Produk inovatif juga beberapa kali dihasilkan Unite Kegiatan Mahasiswa (UKM) Rekayasa Iptek (Riptek) Unnes. Ketua Riptek Putik Pribadi, Selasa (6/10), menuturkan selama keikutsertaannya dalam PKM organisasinya banyak menghasilkan produk teknologi. Putik mencontohkan, ayunan yang bisa mendeteksi tangis bayi, briket dari serbuk gergaji, pupuk jemparing, dan kos paper magazine. “Sebagian besar lahir melalui program PKM,” lanjut Putik.

Riptek Unnes adalah unit kegiatan mahasiswa yang menampung kegiatan mahasiswa di bidang rekayasa teknologi. Sejak berdiri, Riptek bisa dikatakan menjadi motor kegiatan penelitian di Unnes. Sebagian besar anggotanya pernah melakukan penelitian, sebagian besar di bidang teknologi. Pada 13 Mei lalu Divisi Robotika Riptek bahkan pernah meraih juara 3 dalam Kontes Robot Cerdas Departemen Pengembangan Teknologi Indonesia (KRCI) tingkat regional 3 yang dilaksanakan di Graha Sabha Pramana Universitas Gajah Mada.

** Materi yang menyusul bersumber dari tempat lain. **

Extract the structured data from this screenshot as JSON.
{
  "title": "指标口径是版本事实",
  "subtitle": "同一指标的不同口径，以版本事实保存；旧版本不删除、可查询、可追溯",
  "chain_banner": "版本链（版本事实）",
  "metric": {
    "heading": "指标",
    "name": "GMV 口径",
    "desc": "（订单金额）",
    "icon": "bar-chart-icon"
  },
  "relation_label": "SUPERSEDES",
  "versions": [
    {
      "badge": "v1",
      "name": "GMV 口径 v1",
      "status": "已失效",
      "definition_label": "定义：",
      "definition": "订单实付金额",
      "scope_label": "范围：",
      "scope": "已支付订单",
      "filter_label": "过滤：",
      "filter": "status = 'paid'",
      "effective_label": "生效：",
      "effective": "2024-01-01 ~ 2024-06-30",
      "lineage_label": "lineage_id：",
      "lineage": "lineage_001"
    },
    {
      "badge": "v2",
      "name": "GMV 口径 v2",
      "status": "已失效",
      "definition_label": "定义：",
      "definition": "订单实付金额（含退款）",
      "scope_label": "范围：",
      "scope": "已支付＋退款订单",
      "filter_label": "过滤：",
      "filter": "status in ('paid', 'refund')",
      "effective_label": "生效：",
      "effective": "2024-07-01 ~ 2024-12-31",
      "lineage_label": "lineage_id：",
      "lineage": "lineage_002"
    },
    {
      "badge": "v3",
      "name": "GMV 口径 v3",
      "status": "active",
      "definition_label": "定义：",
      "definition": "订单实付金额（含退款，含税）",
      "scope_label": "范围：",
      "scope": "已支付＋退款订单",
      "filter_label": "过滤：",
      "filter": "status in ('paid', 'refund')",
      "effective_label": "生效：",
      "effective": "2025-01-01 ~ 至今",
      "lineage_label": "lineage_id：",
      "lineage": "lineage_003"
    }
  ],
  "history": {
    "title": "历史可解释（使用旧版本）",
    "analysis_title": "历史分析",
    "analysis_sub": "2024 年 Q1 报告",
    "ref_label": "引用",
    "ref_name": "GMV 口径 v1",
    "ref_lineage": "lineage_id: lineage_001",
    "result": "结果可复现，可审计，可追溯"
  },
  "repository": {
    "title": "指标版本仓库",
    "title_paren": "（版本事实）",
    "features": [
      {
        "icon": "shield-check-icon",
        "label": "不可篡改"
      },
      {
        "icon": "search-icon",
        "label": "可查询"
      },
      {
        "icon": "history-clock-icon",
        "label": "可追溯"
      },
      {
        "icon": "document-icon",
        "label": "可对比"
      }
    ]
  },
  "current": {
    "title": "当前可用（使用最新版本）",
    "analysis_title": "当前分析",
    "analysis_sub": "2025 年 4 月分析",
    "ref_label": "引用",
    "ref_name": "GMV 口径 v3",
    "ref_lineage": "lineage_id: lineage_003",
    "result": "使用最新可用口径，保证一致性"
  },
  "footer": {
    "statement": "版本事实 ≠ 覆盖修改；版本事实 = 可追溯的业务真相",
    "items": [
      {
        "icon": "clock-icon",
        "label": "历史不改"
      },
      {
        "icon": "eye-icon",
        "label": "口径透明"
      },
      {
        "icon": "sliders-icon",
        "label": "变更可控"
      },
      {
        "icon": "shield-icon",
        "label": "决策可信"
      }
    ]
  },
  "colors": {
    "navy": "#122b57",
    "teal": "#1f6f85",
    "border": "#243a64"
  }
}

Selain persoalan ide, untuk mencipyakan sebuah produk, mahasiswa juga terkendala paten. Diakui Masrukhi, untuk mendapatkan hak paten, lembaga harus membayar Rp. 3 juta tiap usulan. Ini akan memberatkan jika lembaga harus mengusulkan dalam jumlah banyak. “Kalau 20 misalnya, kita harus keluarkan enam puluh juta,” ungkapnya.

Meski demikian, persoalan dana sebenarnya bisa diatasi, terlebih oleh lembaga sebsar Unnes dan Undip. Karena itulah, menurut Sukinta persoalan terbesar bukan lah dana. “Meski sudah banyak HAKI center, banyak mahasiswa yang tidak tahu prosedur pematenan,” ungkapnya. Selain itu, banyak ide yang tidak orisinil karena hanya merevisi penelitian-penelitian sebelumnya. “Kalau begitu kan tidak bisa dipatenkan,” pungkas Sukinta.